Chief Operating Officer Nandini Ramani will lead the company during the interim period while Outcome Health searches for a new CEO. Ramani joined the Chicago-based startup in August 2017 as chief engineering officer, following her role as Twitter’s vice president of engineering.

Further, the board of directors will expand to include three new independent directors and two investor representatives. And all new campaigns will be verified by a third party.

“This resolution is based on two principles: a shared belief in the performance of the company’s business model and conviction in its mission and impact as it pursues the path forward,” Shah wrote in a blog post.
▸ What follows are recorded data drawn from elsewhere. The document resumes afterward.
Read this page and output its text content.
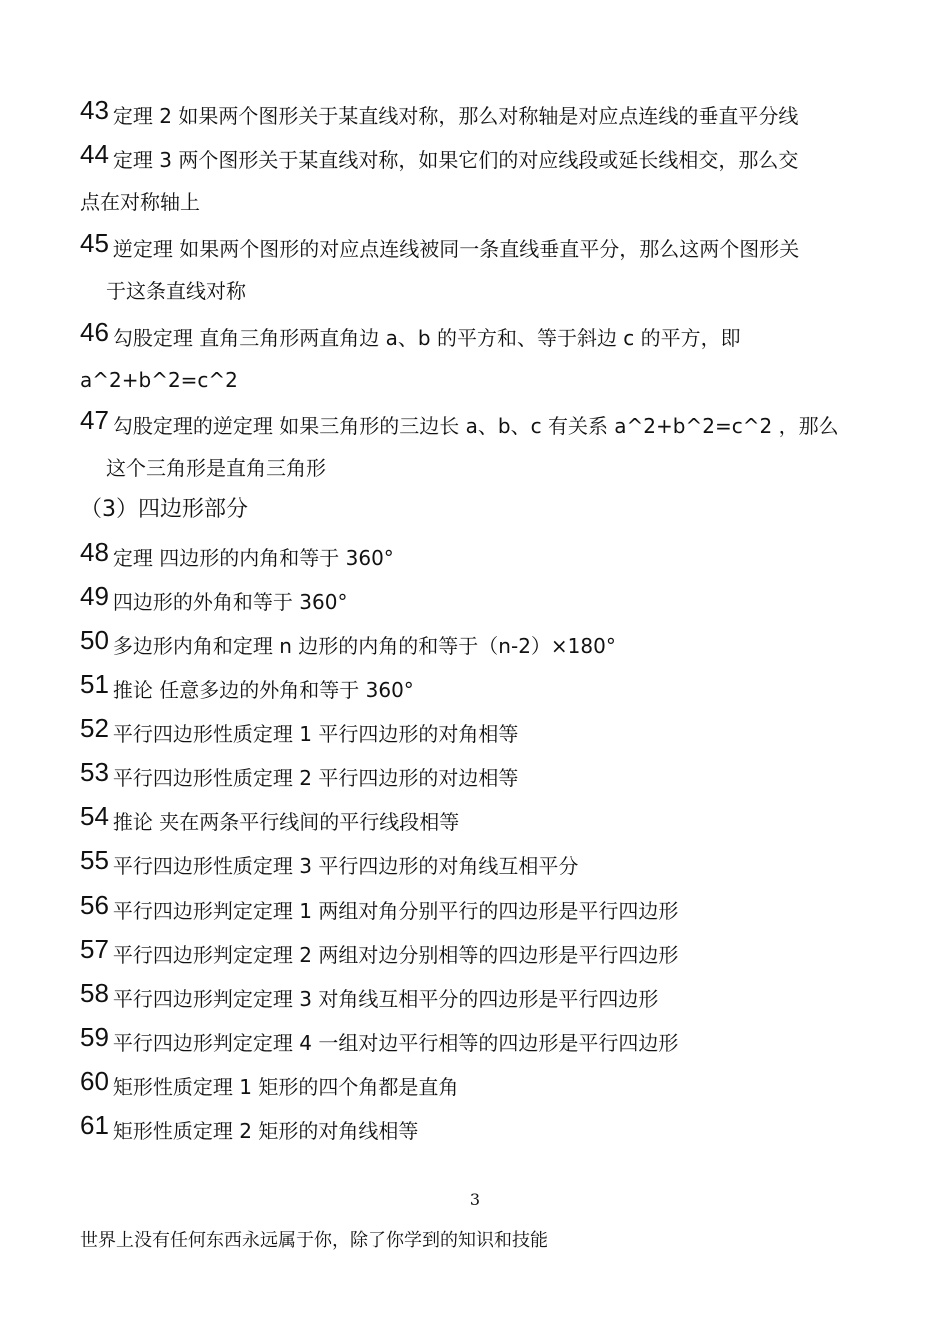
43 定理 2 如果两个图形关于某直线对称，那么对称轴是对应点连线的垂直平分线
44 定理 3 两个图形关于某直线对称，如果它们的对应线段或延长线相交，那么交
点在对称轴上
45 逆定理 如果两个图形的对应点连线被同一条直线垂直平分，那么这两个图形关
于这条直线对称
46 勾股定理 直角三角形两直角边 a、b 的平方和、等于斜边 c 的平方，即
a^2+b^2=c^2
47 勾股定理的逆定理 如果三角形的三边长 a、b、c 有关系 a^2+b^2=c^2 ，那么
这个三角形是直角三角形
（3）四边形部分
48 定理 四边形的内角和等于 360°
49 四边形的外角和等于 360°
50 多边形内角和定理 n 边形的内角的和等于（n-2）×180°
51 推论 任意多边的外角和等于 360°
52 平行四边形性质定理 1 平行四边形的对角相等
53 平行四边形性质定理 2 平行四边形的对边相等
54 推论 夹在两条平行线间的平行线段相等
55 平行四边形性质定理 3 平行四边形的对角线互相平分
56 平行四边形判定定理 1 两组对角分别平行的四边形是平行四边形
57 平行四边形判定定理 2 两组对边分别相等的四边形是平行四边形
58 平行四边形判定定理 3 对角线互相平分的四边形是平行四边形
59 平行四边形判定定理 4 一组对边平行相等的四边形是平行四边形
60 矩形性质定理 1 矩形的四个角都是直角
61 矩形性质定理 2 矩形的对角线相等
3
世界上没有任何东西永远属于你，除了你学到的知识和技能
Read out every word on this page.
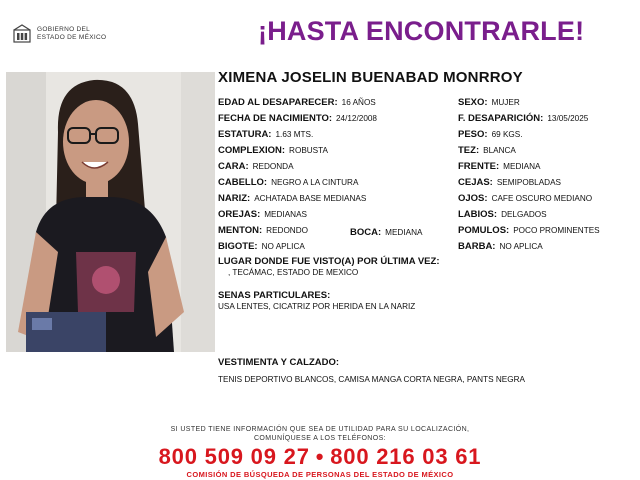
GOBIERNO DEL
ESTADO DE MÉXICO	¡HASTA ENCONTRARLE!
XIMENA JOSELIN BUENABAD MONRROY
EDAD AL DESAPARECER: 16 AÑOS
FECHA DE NACIMIENTO: 24/12/2008
ESTATURA: 1.63 MTS.
COMPLEXION: ROBUSTA
CARA: REDONDA
CABELLO: NEGRO A LA CINTURA
NARIZ: ACHATADA BASE MEDIANAS
OREJAS: MEDIANAS
MENTON: REDONDO
BIGOTE: NO APLICA
BOCA: MEDIANA
SEXO: MUJER
F. DESAPARICIÓN: 13/05/2025
PESO: 69 KGS.
TEZ: BLANCA
FRENTE: MEDIANA
CEJAS: SEMIPOBLADAS
OJOS: CAFE OSCURO MEDIANO
LABIOS: DELGADOS
POMULOS: POCO PROMINENTES
BARBA: NO APLICA
LUGAR DONDE FUE VISTO(A) POR ÚLTIMA VEZ:
, TECÁMAC, ESTADO DE MEXICO
SENAS PARTICULARES:
USA LENTES, CICATRIZ POR HERIDA EN LA NARIZ
VESTIMENTA Y CALZADO:
TENIS DEPORTIVO BLANCOS, CAMISA MANGA CORTA NEGRA, PANTS NEGRA
SI USTED TIENE INFORMACIÓN QUE SEA DE UTILIDAD PARA SU LOCALIZACIÓN,
COMUNÍQUESE A LOS TELÉFONOS:
800 509 09 27 • 800 216 03 61
COMISIÓN DE BÚSQUEDA DE PERSONAS DEL ESTADO DE MÉXICO
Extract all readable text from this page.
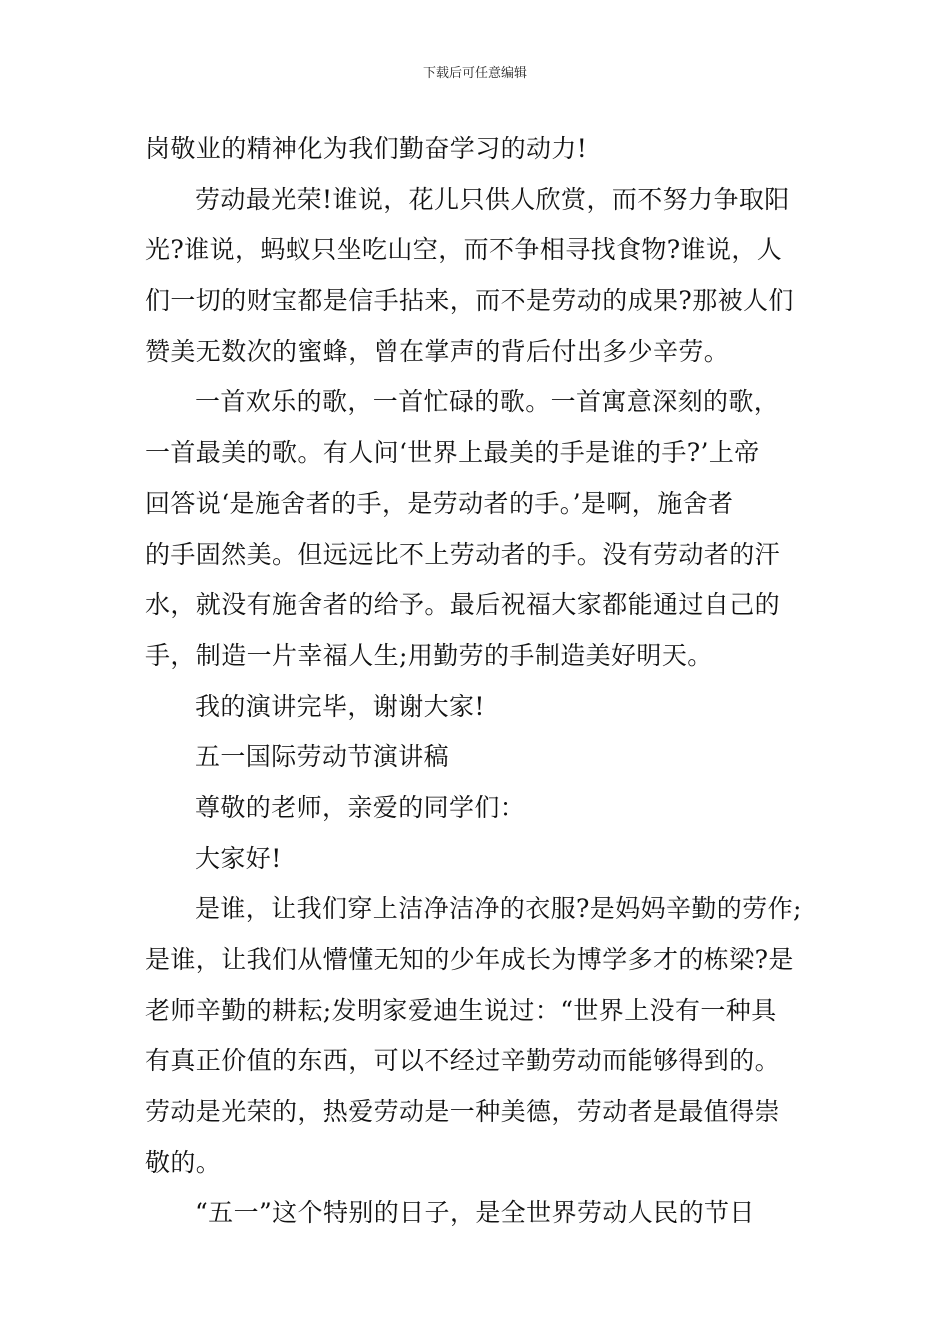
下载后可任意编辑
岗敬业的精神化为我们勤奋学习的动力!
劳动最光荣!谁说，花儿只供人欣赏，而不努力争取阳
光?谁说，蚂蚁只坐吃山空，而不争相寻找食物?谁说，人
们一切的财宝都是信手拈来，而不是劳动的成果?那被人们
赞美无数次的蜜蜂，曾在掌声的背后付出多少辛劳。
一首欢乐的歌，一首忙碌的歌。一首寓意深刻的歌，
一首最美的歌。有人问‘世界上最美的手是谁的手?’上帝
回答说‘是施舍者的手，是劳动者的手。’是啊，施舍者
的手固然美。但远远比不上劳动者的手。没有劳动者的汗
水，就没有施舍者的给予。最后祝福大家都能通过自己的
手，制造一片幸福人生;用勤劳的手制造美好明天。
我的演讲完毕，谢谢大家!
五一国际劳动节演讲稿
尊敬的老师，亲爱的同学们：
大家好!
是谁，让我们穿上洁净洁净的衣服?是妈妈辛勤的劳作;
是谁，让我们从懵懂无知的少年成长为博学多才的栋梁?是
老师辛勤的耕耘;发明家爱迪生说过：“世界上没有一种具
有真正价值的东西，可以不经过辛勤劳动而能够得到的。
劳动是光荣的，热爱劳动是一种美德，劳动者是最值得崇
敬的。
“五一”这个特别的日子，是全世界劳动人民的节日
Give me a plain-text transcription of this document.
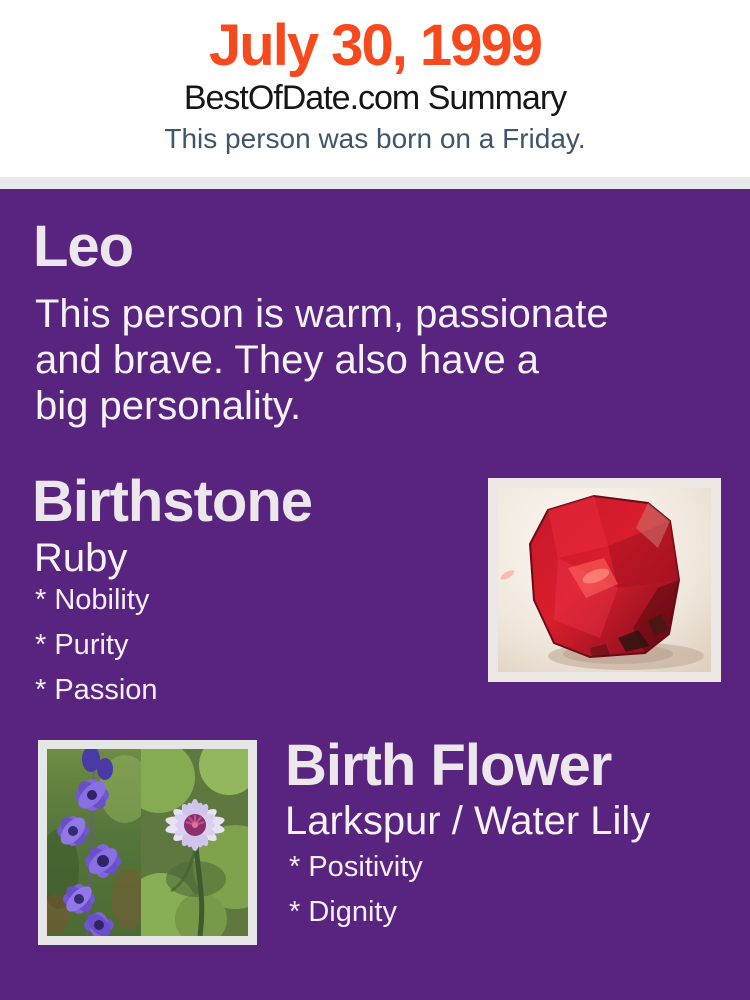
July 30, 1999
BestOfDate.com Summary
This person was born on a Friday.
Leo
This person is warm, passionate
and brave. They also have a
big personality.
Birthstone
Ruby
* Nobility
* Purity
* Passion
Birth Flower
Larkspur / Water Lily
* Positivity
* Dignity
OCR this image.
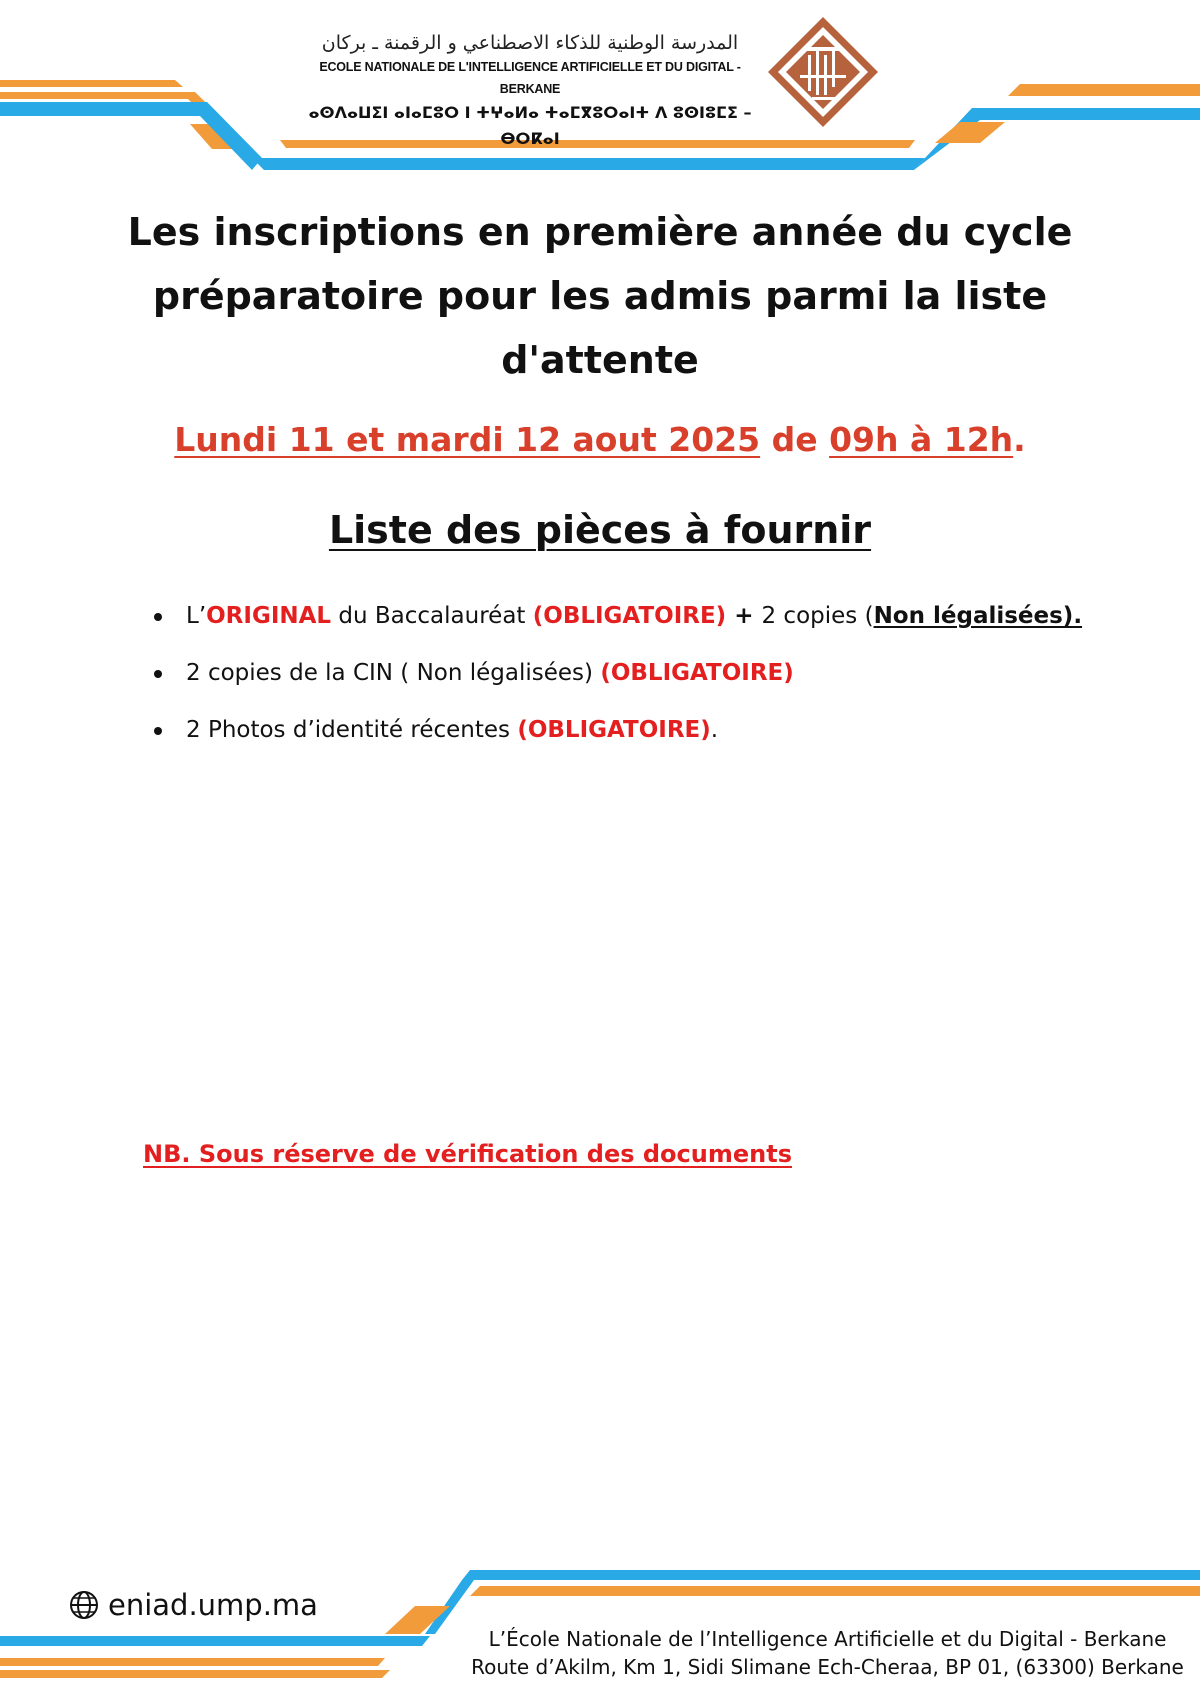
المدرسة الوطنية للذكاء الاصطناعي و الرقمنة ـ بركان
ECOLE NATIONALE DE L'INTELLIGENCE ARTIFICIELLE ET DU DIGITAL - BERKANE
ⴰⵙⴷⴰⵡⵉⵏ ⴰⵏⴰⵎⵓⵔ ⵏ ⵜⵖⴰⵍⴰ ⵜⴰⵎⴳⵓⵔⴰⵏⵜ ⴷ ⵓⵙⵏⵓⵎⵉ – ⴱⵔⴽⴰⵏ
Les inscriptions en première année du cycle
préparatoire pour les admis parmi la liste
d'attente
Lundi 11 et mardi 12 aout 2025 de 09h à 12h.
Liste des pièces à fournir
L’ORIGINAL du Baccalauréat (OBLIGATOIRE) + 2 copies (Non légalisées).
2 copies de la CIN ( Non légalisées) (OBLIGATOIRE)
2 Photos d’identité récentes (OBLIGATOIRE).
NB. Sous réserve de vérification des documents
eniad.ump.ma
L’École Nationale de l’Intelligence Artificielle et du Digital - Berkane
Route d’Akilm, Km 1, Sidi Slimane Ech-Cheraa, BP 01, (63300) Berkane
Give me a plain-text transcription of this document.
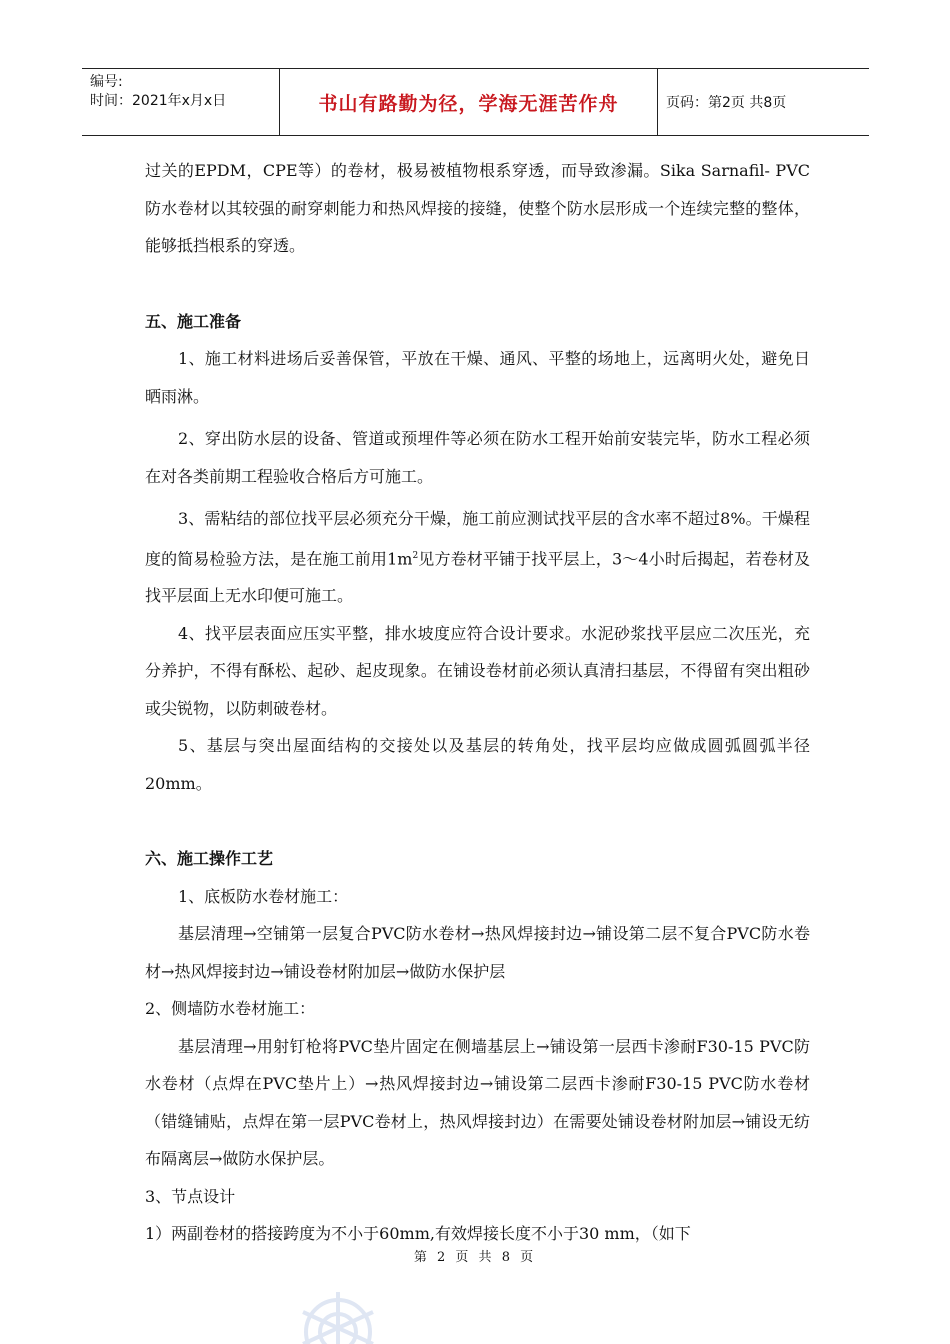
编号:
时间：2021年x月x日	书山有路勤为径，学海无涯苦作舟	页码：第2页 共8页

过关的EPDM，CPE等）的卷材，极易被植物根系穿透，而导致渗漏。Sika Sarnafil- PVC防水卷材以其较强的耐穿刺能力和热风焊接的接缝，使整个防水层形成一个连续完整的整体，能够抵挡根系的穿透。

五、施工准备

1、施工材料进场后妥善保管，平放在干燥、通风、平整的场地上，远离明火处，避免日晒雨淋。

2、穿出防水层的设备、管道或预埋件等必须在防水工程开始前安装完毕，防水工程必须在对各类前期工程验收合格后方可施工。

3、需粘结的部位找平层必须充分干燥，施工前应测试找平层的含水率不超过8%。干燥程度的简易检验方法，是在施工前用$1m^2$见方卷材平铺于找平层上，3～4小时后揭起，若卷材及找平层面上无水印便可施工。

4、找平层表面应压实平整，排水坡度应符合设计要求。水泥砂浆找平层应二次压光，充分养护，不得有酥松、起砂、起皮现象。在铺设卷材前必须认真清扫基层，不得留有突出粗砂或尖锐物，以防刺破卷材。

5、基层与突出屋面结构的交接处以及基层的转角处，找平层均应做成圆弧圆弧半径20mm。

六、施工操作工艺

1、底板防水卷材施工：

基层清理→空铺第一层复合PVC防水卷材→热风焊接封边→铺设第二层不复合PVC防水卷材→热风焊接封边→铺设卷材附加层→做防水保护层

2、侧墙防水卷材施工：

基层清理→用射钉枪将PVC垫片固定在侧墙基层上→铺设第一层西卡渗耐F30-15 PVC防水卷材（点焊在PVC垫片上）→热风焊接封边→铺设第二层西卡渗耐F30-15 PVC防水卷材（错缝铺贴，点焊在第一层PVC卷材上，热风焊接封边）在需要处铺设卷材附加层→铺设无纺布隔离层→做防水保护层。

3、节点设计

1）两副卷材的搭接跨度为不小于60mm,有效焊接长度不小于30 mm，（如下

第 2 页 共 8 页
Outcome Health launched back in 2006 with a $5.6 billion valuation. The company advertises for pharma companies on iPad-style tablets, large-format touchscreens, and flat-screen TVs in provider offices that stream ads and educational programming.

However, the company’s investors filed suit at the end of last year, claiming former employees charged customers more for ads on screens than Outcome actually installed. Investors alleged they were misled by the false data and financial reports when they poured $487.5 million into Outcome after a Series A funding round last year.

While those employees were fired after Agarwal and Shah discovered their misbehavior, pharmaceutical advertisers pulled millions of dollars in ads from the company and some hospitals distanced themselves from Outcome as a result.

In early January, Illinois suspended two tax credit agreements with the company and one-third of the company’s employees took a voluntary buyout after the reports and lawsuit.